Surrounding the core reranking modules are several supporting layers—safety filters, vertical adjustments, consistency checks, and coverage logic. These components regulate eligibility, suppress harmful or low-quality material, ensure agreement among sources, and guarantee that multi-part queries receive balanced coverage.

The result of this layered process is a compact, high-quality evidence set that the LLM can reliably ground its answer on.

Agentic Reasoning

Modern AI search experiences incorporate agentic reasoning— interpret, decompose, and research complex queries.

When users ask broad or multi-faceted questions—such as “plan a weekend in Nashville” or “compare quiet hybrid cars for city driving”—the system:

Interprets and decomposes intent

Breaks the question into sub-queries (“kid-friendly options,” “restaurants,” “hotels”), guided by LLM planning.

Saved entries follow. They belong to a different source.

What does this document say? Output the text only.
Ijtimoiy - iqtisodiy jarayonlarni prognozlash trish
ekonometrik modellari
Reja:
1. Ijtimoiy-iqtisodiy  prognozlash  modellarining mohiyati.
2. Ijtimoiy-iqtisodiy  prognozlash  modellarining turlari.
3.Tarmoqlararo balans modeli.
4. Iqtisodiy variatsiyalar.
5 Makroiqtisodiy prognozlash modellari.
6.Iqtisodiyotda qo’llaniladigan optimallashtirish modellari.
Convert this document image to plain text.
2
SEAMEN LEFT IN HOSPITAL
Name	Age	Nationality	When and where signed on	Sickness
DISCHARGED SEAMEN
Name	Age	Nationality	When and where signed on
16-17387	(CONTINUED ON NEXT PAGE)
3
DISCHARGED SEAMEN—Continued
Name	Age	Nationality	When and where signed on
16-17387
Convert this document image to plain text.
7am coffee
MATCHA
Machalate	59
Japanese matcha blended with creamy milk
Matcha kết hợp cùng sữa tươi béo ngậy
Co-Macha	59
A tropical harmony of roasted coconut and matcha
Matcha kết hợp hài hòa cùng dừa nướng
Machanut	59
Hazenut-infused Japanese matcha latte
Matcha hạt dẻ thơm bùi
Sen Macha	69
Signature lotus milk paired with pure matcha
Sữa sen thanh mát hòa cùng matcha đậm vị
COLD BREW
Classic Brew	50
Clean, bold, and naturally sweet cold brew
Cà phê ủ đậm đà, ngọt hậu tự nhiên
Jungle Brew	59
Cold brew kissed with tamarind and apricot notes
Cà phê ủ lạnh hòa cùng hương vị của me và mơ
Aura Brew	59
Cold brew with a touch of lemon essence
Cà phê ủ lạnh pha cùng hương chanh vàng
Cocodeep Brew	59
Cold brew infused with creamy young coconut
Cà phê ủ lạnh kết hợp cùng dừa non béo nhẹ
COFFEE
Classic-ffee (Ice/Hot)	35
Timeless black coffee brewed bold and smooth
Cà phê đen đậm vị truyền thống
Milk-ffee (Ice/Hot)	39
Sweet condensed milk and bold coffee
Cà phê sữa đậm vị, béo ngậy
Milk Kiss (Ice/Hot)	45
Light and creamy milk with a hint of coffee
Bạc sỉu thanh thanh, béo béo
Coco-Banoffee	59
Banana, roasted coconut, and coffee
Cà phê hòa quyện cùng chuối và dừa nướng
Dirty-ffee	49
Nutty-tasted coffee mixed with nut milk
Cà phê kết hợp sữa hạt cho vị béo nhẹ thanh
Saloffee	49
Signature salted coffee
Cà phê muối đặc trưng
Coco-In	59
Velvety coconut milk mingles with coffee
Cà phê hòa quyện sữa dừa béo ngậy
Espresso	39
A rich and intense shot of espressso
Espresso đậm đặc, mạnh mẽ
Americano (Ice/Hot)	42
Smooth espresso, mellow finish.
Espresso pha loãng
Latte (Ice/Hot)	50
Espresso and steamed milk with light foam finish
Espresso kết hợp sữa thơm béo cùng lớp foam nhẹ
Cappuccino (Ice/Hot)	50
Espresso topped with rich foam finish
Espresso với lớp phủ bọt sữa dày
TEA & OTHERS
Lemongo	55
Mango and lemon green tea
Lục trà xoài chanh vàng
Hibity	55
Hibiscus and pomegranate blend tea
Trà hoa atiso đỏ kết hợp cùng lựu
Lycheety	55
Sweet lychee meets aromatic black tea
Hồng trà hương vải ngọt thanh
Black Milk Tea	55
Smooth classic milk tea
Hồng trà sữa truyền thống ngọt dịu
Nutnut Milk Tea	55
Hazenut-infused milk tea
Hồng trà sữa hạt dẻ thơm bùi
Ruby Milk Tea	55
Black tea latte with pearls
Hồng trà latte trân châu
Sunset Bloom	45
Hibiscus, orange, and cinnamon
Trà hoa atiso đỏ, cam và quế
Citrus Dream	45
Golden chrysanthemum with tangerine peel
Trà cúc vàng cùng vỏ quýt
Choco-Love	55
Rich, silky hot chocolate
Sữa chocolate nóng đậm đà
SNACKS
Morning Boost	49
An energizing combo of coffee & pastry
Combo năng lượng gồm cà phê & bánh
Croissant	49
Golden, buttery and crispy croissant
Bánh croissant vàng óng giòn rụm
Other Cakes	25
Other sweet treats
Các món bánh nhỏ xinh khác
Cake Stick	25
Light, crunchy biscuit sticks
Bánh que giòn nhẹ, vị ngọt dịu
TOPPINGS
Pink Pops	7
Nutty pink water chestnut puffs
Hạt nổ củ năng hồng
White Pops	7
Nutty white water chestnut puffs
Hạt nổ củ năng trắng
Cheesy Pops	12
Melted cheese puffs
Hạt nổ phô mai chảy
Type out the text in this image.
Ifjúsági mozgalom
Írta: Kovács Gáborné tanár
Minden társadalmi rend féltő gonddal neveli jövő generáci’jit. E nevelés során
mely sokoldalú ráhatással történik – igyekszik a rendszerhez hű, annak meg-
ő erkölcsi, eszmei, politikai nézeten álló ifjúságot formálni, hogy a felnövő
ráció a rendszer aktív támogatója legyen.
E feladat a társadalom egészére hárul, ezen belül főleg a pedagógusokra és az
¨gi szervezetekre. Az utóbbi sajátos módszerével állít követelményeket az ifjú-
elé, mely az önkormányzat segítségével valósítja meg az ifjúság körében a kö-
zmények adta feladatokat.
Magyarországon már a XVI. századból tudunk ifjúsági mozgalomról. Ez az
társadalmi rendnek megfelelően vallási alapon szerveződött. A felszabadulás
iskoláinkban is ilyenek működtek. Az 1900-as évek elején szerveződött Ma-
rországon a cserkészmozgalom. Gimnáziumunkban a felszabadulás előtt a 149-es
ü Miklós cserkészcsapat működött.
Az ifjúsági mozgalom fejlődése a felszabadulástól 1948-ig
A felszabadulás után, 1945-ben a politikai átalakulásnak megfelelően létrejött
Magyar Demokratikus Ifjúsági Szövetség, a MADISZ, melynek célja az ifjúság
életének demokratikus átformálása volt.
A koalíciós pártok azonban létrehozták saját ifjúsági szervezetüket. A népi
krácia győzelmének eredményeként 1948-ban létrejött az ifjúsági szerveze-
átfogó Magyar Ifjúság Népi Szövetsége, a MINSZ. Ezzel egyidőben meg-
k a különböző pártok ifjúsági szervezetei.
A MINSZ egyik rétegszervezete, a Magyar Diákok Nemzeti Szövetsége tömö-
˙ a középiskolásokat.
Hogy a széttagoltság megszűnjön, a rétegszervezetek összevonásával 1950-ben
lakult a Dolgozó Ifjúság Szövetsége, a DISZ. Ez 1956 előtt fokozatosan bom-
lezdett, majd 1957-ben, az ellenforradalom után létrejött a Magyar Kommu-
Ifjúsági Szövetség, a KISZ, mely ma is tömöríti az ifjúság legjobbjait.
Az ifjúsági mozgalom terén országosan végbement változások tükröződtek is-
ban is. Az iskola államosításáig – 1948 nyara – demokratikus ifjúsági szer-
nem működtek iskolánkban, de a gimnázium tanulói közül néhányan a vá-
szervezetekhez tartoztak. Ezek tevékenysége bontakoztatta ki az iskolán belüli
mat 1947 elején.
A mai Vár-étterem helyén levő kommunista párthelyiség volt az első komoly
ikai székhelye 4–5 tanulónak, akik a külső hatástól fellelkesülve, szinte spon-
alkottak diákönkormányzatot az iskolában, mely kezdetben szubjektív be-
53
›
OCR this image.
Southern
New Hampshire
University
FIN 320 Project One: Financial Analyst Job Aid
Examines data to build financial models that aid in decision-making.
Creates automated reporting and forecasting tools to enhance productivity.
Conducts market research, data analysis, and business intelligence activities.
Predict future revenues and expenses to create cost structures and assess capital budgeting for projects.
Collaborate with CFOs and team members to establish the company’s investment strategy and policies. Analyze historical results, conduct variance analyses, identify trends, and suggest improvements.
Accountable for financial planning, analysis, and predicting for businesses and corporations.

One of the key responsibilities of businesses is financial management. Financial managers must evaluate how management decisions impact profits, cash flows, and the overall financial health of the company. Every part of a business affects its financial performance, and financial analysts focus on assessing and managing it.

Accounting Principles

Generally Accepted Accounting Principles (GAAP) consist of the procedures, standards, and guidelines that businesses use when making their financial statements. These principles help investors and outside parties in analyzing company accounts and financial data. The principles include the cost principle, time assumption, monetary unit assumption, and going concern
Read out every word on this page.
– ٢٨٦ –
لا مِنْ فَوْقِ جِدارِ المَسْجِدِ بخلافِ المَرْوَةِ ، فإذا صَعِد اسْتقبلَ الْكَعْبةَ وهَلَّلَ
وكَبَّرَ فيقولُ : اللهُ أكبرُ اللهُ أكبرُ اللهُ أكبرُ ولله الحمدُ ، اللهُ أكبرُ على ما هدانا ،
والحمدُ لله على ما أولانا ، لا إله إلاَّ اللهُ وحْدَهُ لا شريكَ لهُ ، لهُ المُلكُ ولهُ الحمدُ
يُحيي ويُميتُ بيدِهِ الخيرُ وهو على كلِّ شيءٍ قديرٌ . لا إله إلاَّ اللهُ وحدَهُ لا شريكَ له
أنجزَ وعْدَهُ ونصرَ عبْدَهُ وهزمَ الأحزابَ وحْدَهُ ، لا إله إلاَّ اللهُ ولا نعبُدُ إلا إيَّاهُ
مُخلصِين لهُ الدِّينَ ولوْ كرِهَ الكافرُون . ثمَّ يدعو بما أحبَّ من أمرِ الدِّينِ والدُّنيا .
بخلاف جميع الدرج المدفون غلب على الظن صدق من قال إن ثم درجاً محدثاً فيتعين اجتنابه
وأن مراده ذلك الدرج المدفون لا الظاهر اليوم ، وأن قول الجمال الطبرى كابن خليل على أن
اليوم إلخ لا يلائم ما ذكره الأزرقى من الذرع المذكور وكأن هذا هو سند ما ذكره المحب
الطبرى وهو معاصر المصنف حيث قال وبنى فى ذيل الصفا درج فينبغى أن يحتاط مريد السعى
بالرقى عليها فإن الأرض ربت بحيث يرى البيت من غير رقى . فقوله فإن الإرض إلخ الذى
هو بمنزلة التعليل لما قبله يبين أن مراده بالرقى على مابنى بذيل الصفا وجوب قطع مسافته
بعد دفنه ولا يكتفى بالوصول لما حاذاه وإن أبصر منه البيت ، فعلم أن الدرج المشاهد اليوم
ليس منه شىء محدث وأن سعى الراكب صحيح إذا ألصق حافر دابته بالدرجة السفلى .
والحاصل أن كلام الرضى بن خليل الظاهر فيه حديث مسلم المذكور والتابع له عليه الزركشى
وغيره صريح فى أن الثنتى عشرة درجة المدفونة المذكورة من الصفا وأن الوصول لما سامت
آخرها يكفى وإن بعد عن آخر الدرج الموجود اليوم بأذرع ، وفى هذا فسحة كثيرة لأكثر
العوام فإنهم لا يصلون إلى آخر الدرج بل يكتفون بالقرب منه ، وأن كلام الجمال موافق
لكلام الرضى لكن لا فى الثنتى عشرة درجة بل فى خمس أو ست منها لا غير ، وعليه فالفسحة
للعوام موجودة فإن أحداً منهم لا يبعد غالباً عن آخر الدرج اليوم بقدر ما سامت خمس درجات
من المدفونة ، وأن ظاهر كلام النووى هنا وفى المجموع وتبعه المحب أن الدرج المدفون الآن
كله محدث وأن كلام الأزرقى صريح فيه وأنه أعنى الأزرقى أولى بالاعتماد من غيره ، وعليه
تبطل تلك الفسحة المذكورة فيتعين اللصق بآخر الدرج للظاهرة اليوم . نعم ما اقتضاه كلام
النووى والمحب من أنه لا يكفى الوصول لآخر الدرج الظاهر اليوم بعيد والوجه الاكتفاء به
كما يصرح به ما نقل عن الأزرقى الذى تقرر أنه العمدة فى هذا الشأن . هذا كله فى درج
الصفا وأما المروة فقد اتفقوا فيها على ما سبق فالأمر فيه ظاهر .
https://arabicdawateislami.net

Retrieves from multiple sources

Uses web search, vector retrieval, local results, product data, knowledge graphs, and high-quality publishers.

Cross-checks and reconciles information

Ensures consistency, removes duplicates, merges multi-source facts, and fills gaps using follow-up retrieval.

Synthesizes structured, grounded results

Produces coherent overviews, comparison tables, short guides, or itineraries—always with citation links or source attributions.

Generation

The generation layer leverages LLMs to synthesize a final answer.

Search-augmented LLM

Large language models used in modern search engines (e.g., Perplexity Sonar, Google Gemini for Search, Microsoft GraphRAG) are fine-tuned on retrieval-augmented data to prioritize retrieved evidence over internal parametric knowledge, reduce hallucinations, and generate factually grounded answers with citations. While the underlying model inherits strong reasoning, summarization, and planning abilities, search systems fine-tune it further to operate reliably inside a grounding-heavy environment. The fine-tuning teaches the model to structure responses around user intent and retrieved context, incorporate search-specific signals such as freshness from live web results, use knowledge graphs and entity metadata for accurate understanding, and optimize info tasks for quality/explainability like citing/linking). This specialization enables responses that are accurate, up-to-date, and anchored in verifiable sources — the core requirement for reliable agentic search.

Fusion-Based Generation

Modern systems use Fusion-in-Decoder and other multi-vector attention mechanisms, enabling the decoder to attend over many passages at once. Instead of relying on a single “best” snippet, the model integrates multiple evidence spans, resolving conflicts, enriching context, and preserving detail. This produces answers that reflect the full breadth of retrieved information rather than a single source’s framing.

Citation-Aware Generation

During generation, the model attaches inline citations or source IDs to grounded claims. These citations come directly from the reranked evidence pack—ensuring traceability and minimizing hallucination. The system may also insert links, highlight supporting passages, or expose a side panel of sources, making the reasoning behind the answer transparent.

Faithfulness Guards

Because generation is the stage where hallucinations can emerge, agentic search employs faithfulness guards: attribution-constrained decoding, contrastive decoding, disallowed-content detectors, and domain-specific safety policies for sensitive topics. If the request is sensitive or task-critical, the system may switch to a more conservative model variant tuned for rigor over style.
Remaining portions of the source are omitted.